Northwestern University has notified 4,554 applicants they have been accepted for the Class of 2017, which is shaping up to be the most diverse and talented class to date after the University received 32,772 applications — the highest number ever.
Because the number of applications received for the fall incoming class was a record high, the lowest percentage of applicants in the University’s history got the much-awaited good news, for an acceptance rate of 13.9 percent.
The emails and letters went out Friday, and financial aid awards will follow in about a week.
Applications have increased by more than 10,000 since 2007, when 27 percent of applicants were admitted.
School officials say this year’s application and admit figures reflect both Northwestern’s rising reputation and its strong determination to be more diverse.
“We have worked hard to increase the quality and diversity of each incoming class,” said Christopher Watson, dean of admission at Northwestern. “The last few years of hard work are paying off.”
“Even with the lower admit number, we accepted a record number of underrepresented and international students,” he said. We also admitted a record number of students from Chicago and Evanston.
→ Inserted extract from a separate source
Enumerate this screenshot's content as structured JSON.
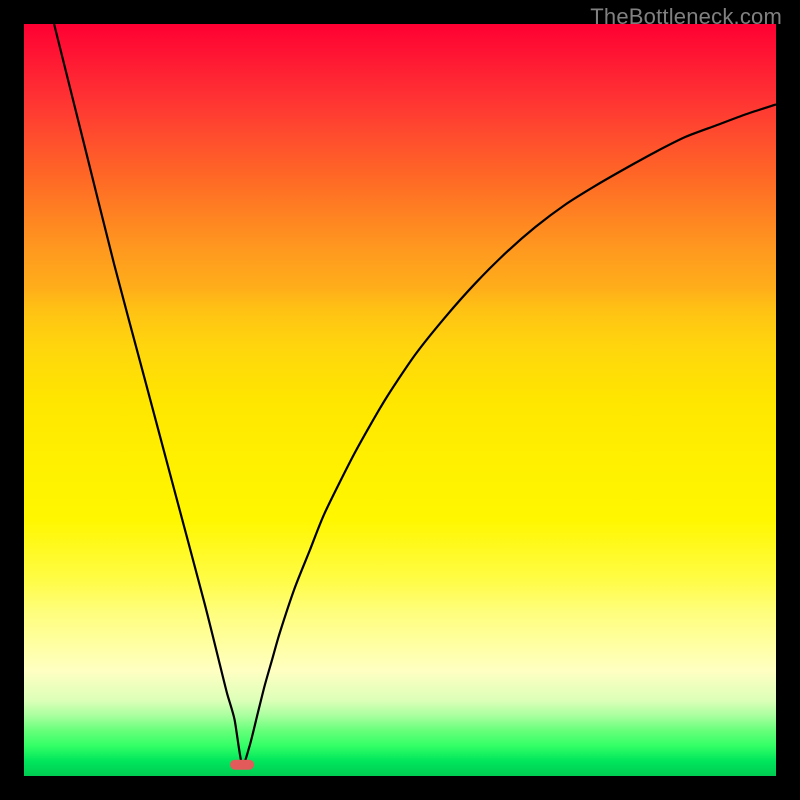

And all 50 states are represented.”
Records also were broken for the numbers of applications received through Northwestern’s chapter of QuestBridge, a national program that helps high-achieving, low-income students apply to top universities, and through the Posse Foundation’s youth leadership program that identifies promising young students from disadvantaged urban backgrounds.
Sixty-five percent of Northwestern students graduate with more than one major — with a double major or a major, minor and a certificate or various other combinations of studies — sometimes in completely different fields.
Applied learning is a hallmark of a Northwestern education, and a majority of students are engaged in outside opportunities that enhance the classroom experience, including internships, co-ops, research abroad and civic engagement.
For the eighth year in a row, Northwestern is among the top 10 producers of U.S. Fulbright grant recipients at the nation’s research institutions, according to a ranking published Oct. 24, 2012, in The Chronicle of Higher Education.